Manic Street Preachers – The Holy Bible

Gather ’round, kids, it’s time for the single saddest album I’ve ever heard. See, this album is the rantings of an articulate suicidally depressed man a few months before he committed suicide, set to music that almost captures the same amount of bleakness and hopelessness. There is no hope in the world of this album; everything is ugly and everything is sad and everything is wrong. Over the top? Nope, this is a view of the world not worth living in. It’s bleak, bleak, bleak, and for once in the Manics’ career they can’t narm their way out of authenticity because this is real. It’s a real life call for help for someone a step beyond it. God fuck, it’s awful. AAAAH.

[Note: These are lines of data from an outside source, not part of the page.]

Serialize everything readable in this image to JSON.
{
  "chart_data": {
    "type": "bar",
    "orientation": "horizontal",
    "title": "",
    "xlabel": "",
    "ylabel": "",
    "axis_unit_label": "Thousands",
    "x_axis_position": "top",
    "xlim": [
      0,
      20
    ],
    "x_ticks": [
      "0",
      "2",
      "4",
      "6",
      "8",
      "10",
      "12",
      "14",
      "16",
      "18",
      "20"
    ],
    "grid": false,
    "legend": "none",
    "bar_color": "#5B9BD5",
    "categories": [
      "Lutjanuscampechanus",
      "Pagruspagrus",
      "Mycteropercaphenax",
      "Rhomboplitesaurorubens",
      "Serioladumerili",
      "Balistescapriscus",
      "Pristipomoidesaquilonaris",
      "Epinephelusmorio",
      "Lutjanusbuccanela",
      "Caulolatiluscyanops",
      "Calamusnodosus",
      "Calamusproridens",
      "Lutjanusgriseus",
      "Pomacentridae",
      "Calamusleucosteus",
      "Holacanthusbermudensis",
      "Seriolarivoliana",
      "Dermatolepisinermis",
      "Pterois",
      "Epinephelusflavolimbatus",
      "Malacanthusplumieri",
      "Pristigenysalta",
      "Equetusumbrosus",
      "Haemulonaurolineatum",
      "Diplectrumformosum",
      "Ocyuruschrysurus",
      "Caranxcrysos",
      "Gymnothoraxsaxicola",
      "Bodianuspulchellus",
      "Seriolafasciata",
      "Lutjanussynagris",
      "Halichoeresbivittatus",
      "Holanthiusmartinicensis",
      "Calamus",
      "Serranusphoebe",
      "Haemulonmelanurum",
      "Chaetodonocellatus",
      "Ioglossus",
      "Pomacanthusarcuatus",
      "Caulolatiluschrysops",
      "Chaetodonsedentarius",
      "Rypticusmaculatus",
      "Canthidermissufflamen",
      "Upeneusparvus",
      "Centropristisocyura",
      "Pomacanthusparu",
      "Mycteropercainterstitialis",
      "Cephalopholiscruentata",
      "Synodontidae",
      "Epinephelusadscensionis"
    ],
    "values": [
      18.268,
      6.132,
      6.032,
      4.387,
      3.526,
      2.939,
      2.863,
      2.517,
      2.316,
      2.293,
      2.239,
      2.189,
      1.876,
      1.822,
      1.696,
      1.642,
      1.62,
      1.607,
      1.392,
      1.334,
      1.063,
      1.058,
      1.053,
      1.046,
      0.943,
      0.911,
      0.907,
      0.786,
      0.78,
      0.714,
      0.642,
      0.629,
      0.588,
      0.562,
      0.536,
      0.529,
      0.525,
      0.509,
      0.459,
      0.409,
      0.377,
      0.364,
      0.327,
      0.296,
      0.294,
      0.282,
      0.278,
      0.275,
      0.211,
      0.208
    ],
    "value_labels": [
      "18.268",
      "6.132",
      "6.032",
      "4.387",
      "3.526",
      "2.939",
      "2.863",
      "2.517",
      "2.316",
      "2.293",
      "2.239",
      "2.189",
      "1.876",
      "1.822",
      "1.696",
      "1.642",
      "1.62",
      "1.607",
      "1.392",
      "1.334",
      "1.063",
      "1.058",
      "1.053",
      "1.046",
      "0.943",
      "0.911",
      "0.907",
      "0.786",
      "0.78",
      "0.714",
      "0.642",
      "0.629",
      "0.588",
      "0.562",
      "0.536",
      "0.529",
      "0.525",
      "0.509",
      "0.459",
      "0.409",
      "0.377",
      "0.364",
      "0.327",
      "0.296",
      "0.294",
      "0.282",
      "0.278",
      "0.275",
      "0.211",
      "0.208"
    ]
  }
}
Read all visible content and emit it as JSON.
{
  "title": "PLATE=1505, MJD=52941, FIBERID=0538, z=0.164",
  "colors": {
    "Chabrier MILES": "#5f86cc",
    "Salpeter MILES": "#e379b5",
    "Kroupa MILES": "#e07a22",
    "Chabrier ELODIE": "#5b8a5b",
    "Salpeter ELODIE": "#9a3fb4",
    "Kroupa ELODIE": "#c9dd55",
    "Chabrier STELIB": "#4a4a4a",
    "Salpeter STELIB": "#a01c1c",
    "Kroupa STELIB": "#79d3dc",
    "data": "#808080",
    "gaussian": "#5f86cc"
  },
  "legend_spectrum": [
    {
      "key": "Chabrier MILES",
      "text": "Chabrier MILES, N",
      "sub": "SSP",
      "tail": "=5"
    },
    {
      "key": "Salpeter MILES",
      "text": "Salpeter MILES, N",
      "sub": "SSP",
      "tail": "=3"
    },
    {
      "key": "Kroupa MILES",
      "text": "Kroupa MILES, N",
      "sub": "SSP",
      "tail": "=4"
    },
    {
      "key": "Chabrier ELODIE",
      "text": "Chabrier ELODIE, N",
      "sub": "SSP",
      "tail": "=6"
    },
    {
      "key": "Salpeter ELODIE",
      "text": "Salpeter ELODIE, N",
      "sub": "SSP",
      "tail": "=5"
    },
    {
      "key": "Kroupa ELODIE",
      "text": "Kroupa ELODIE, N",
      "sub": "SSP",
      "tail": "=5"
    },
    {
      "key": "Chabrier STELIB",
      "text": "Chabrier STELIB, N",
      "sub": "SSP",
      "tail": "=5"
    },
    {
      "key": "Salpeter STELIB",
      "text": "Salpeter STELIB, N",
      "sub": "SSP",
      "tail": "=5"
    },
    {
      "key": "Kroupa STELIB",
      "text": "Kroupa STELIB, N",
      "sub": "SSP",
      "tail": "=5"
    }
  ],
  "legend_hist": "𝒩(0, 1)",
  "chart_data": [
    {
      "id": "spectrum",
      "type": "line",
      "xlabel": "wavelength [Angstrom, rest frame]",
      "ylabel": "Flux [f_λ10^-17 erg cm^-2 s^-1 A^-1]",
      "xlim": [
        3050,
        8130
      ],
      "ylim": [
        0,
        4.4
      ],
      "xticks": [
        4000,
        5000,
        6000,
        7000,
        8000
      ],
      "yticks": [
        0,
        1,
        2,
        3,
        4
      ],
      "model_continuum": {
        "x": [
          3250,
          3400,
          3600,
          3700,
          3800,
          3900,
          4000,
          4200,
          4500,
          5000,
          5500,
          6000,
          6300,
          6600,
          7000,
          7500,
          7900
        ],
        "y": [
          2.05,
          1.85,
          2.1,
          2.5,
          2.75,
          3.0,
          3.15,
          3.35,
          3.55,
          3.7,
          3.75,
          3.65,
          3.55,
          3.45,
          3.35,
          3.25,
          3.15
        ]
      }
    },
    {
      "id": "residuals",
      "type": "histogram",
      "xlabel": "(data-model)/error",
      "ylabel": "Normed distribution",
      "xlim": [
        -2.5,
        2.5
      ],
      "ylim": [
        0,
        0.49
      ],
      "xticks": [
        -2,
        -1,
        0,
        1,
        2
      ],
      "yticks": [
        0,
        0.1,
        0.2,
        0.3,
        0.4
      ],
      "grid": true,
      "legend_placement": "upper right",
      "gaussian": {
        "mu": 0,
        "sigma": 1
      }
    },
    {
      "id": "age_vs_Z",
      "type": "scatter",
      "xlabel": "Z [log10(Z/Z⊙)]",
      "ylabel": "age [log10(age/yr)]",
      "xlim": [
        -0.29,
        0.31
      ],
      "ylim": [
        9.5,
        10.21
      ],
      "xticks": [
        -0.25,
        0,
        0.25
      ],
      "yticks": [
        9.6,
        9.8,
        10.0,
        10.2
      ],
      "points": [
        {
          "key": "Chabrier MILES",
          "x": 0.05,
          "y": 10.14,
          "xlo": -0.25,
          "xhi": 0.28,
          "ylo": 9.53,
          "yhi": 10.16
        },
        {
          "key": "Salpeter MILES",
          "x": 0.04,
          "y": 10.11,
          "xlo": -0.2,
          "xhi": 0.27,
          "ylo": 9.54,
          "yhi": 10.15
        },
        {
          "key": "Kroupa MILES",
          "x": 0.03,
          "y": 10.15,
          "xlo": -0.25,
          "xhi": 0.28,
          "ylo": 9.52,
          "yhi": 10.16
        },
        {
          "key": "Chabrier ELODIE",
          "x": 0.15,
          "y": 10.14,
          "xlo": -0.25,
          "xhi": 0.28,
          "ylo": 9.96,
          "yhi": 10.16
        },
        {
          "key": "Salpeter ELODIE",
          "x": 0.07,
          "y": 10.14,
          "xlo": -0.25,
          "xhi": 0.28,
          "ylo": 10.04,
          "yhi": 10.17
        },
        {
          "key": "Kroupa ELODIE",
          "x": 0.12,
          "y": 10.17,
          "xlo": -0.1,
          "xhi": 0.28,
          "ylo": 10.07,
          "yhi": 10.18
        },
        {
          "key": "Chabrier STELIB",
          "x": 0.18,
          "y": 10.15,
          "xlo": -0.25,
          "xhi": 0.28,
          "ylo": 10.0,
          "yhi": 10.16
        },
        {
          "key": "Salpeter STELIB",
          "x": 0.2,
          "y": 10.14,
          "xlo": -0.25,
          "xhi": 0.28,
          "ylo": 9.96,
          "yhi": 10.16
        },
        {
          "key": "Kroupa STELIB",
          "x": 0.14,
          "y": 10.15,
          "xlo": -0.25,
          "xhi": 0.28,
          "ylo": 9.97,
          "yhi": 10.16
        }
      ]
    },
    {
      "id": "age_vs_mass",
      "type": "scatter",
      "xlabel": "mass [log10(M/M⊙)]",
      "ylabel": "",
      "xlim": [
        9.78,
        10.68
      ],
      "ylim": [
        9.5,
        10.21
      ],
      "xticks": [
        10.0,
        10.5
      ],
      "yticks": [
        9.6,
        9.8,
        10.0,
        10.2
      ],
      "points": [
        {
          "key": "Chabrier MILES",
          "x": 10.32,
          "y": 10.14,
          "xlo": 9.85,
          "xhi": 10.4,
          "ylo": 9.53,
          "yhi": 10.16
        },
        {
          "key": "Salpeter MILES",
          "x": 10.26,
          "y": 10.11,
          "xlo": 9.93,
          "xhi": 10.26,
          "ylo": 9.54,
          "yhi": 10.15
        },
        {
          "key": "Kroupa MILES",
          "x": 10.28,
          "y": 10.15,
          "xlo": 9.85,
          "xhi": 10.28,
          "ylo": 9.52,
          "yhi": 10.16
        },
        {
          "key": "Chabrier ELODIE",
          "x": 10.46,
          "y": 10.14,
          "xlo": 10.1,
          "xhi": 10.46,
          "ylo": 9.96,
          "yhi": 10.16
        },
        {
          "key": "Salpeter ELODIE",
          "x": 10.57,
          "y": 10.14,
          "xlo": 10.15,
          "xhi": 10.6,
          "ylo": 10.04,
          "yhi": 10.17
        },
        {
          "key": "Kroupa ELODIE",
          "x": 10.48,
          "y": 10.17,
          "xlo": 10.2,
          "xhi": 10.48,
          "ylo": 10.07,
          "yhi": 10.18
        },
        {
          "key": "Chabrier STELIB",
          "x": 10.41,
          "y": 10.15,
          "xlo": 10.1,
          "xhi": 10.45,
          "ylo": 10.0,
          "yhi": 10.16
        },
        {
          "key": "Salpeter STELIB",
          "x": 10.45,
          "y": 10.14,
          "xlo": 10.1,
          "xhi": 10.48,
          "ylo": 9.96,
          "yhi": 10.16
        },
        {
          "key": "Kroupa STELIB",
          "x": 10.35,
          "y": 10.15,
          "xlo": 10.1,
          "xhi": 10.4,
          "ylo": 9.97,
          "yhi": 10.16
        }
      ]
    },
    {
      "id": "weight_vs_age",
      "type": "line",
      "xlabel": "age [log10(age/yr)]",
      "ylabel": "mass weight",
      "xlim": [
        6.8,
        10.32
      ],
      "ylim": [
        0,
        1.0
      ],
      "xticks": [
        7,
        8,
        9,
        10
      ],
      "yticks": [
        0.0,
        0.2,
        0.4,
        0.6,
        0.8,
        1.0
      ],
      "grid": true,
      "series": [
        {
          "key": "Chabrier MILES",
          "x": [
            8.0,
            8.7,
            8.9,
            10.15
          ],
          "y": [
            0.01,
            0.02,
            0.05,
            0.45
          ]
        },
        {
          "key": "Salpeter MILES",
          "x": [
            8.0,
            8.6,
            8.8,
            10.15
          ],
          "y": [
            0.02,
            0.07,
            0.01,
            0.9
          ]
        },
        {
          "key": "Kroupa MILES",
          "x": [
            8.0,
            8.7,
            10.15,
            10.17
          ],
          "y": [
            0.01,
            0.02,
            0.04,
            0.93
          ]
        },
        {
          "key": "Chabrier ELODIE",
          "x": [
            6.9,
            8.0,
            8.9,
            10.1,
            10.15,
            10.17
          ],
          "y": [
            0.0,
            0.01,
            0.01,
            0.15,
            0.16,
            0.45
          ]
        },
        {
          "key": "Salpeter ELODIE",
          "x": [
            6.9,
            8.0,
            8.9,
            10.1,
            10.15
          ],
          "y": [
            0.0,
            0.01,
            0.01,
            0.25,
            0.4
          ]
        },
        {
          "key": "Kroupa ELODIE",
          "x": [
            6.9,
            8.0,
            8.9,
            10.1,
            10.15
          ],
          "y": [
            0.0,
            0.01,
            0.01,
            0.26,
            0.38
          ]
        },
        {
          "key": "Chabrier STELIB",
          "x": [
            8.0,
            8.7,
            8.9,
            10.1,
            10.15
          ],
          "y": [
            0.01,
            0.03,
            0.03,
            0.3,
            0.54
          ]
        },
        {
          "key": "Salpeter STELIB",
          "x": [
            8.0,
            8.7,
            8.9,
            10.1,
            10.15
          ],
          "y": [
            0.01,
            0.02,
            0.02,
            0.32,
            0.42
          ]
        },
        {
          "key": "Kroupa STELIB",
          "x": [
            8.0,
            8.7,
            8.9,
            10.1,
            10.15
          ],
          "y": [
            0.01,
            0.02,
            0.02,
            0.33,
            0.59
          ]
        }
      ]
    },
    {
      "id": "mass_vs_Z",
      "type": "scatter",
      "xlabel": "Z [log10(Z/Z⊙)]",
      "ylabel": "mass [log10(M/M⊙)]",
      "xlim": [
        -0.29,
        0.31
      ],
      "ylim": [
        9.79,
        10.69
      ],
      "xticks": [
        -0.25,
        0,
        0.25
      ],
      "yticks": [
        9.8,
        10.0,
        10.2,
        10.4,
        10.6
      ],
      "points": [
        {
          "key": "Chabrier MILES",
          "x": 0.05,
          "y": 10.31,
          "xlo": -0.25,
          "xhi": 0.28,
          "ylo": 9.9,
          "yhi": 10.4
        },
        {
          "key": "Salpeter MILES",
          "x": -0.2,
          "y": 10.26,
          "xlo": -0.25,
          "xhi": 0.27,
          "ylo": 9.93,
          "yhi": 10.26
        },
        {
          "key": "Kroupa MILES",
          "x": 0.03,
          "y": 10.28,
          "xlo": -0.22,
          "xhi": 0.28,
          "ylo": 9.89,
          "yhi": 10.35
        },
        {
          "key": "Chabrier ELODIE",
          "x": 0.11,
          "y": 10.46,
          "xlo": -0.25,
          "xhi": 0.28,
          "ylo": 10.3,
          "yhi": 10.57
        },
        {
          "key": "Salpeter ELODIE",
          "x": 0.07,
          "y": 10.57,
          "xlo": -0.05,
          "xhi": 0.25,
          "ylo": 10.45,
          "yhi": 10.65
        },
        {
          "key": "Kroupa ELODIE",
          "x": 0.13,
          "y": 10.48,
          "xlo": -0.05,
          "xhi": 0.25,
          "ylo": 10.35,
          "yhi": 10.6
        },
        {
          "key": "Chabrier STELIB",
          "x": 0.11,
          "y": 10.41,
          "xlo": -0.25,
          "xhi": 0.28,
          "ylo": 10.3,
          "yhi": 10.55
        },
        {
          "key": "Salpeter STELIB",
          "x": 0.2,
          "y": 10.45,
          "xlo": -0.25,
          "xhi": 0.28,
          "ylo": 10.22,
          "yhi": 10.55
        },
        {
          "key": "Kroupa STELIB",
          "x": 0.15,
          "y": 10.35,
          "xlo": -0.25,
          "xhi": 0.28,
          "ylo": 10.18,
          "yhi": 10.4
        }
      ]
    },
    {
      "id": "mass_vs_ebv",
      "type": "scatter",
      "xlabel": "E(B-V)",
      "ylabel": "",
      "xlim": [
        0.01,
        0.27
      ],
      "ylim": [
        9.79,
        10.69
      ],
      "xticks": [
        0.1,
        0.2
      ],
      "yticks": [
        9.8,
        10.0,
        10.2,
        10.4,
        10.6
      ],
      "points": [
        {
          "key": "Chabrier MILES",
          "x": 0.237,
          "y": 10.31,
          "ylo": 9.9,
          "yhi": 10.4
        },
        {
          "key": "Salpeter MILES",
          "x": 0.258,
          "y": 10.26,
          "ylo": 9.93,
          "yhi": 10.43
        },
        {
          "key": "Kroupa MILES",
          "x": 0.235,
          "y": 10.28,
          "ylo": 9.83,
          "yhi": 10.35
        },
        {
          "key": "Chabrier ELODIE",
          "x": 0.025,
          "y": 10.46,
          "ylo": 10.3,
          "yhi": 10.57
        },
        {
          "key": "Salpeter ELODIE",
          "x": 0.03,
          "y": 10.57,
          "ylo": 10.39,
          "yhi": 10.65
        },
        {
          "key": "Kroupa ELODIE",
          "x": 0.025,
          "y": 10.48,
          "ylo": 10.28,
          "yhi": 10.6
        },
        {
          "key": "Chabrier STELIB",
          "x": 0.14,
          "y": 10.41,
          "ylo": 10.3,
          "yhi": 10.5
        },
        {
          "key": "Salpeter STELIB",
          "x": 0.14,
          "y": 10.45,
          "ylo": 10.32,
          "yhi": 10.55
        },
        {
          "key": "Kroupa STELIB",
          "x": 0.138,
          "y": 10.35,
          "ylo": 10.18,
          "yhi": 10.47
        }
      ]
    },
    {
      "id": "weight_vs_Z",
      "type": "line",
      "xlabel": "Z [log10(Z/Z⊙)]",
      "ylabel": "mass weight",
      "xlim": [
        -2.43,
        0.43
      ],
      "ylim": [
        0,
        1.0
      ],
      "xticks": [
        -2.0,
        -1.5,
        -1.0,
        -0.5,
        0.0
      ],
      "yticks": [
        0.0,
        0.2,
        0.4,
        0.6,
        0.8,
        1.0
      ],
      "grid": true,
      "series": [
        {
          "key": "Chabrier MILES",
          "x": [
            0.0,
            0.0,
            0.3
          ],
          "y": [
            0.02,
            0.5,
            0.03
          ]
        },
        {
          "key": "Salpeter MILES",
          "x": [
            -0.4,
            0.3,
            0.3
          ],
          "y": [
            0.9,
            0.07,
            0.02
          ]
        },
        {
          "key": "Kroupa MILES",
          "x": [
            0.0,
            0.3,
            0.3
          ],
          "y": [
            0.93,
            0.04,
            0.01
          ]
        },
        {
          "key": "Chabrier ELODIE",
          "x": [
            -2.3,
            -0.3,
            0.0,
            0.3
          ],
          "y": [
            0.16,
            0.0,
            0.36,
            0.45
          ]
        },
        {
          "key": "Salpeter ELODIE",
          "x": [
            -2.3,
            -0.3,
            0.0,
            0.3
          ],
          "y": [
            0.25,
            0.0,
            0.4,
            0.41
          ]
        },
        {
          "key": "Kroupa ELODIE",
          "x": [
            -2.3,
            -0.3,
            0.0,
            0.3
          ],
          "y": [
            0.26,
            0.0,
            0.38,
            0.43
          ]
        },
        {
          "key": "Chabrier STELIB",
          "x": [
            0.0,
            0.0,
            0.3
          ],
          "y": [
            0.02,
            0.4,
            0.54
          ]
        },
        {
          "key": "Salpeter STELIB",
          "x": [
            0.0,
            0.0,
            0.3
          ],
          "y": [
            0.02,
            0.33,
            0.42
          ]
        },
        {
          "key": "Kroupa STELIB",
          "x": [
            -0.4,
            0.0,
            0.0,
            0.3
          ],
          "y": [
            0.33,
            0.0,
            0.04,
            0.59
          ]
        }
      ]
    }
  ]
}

Richey had always been a good lyricist, but he steps it the fuck up when he’s a matter of days away from taking his own life. For once the words amount to poetry without sounding like they were written in tenth grade. It’s like they were beating against a wall of maturity and instead of breaking through it they climbed the fuck over it with sheer misery and bleakness as handholds. Who needs maturity when you’ve got “stretching taut, cling-film on bone” to describe your anorexia, then follow it up with “I wanna be so skinny that I rot from view” and “Self worth scatters / Self-esteem’s a bore / I long since moved to a higher plateau / This discipline’s rare so please applaud” and end it with “I’ve finally come to understand life / Through staring blankly at my navel.”

But that’s an easy example. A grown man starving himself nearly to death is a bit silly, maybe. See that vague attempt at self-respect in the second last quote? That’s normal here, too. It’s pathetic, of course, but its normal for this album ,and usually followed with an even meaner allowance of self-loathing. There is nothing positive here. Nothing. Not a second, not a line, not an acknowledgement of a thought outside of sadness and sorrow and disgust.

The little touches help, too. The cover is three angles of a morbidly obese woman in underwear looking sadly at the camera. Why is this woman here? Just so I feel sad? Mission accomplished. Why is it called “The Holy Bible”? It means nothing lyrically. I’m not religious and it makes me feel a bit bad. Why do the liner notes include pictures of the band as smiling children next to the lyrics of the brutal “Die in the Summertime”? To show that they were once happy before now when they want to die, including the guy who, you know, did? Thanks for the voice intoning “I knew someday I was gonna die / And I knew before I died / Two things would happen to me: Number one I would regret my entire life / And number two I would want to live my life over again” – that’s not going to stay with me forever and ever!

But every line is horrifying. And half of them are delivered by JDB’s Homeric level of shouting at you in a tone that offers nothing of hope or warmth. There are politics, but they’re all about hatred of politics and hopelessness. There’s the holocaust, an overdone topic, but elucidated in lines about “worshipping malaria” that manage to make the sickening feeling fresh and new. Thanks. And there’s so much self-loathing and anger that I could quote nearly every line and it would appear to stand for the album.

How long can you even talk about the saddest thing you’ve ever heard? This is the rantings of a suicidal man channeled through a band that, for once, was dedicated to art instead of success. And good golly Miss Molly this is artistic. In death Richey James did what he never could otherwise: he created something worth living to talk about. This is a grunge album in theory, something where half the songs are tunes you can run to, but it’s the most intense music you can conjure, and I hope time doesn’t forget about it. Drama that plays out in distant countries or in bygone zeitgeists is easy to forget; this one is worth remembering.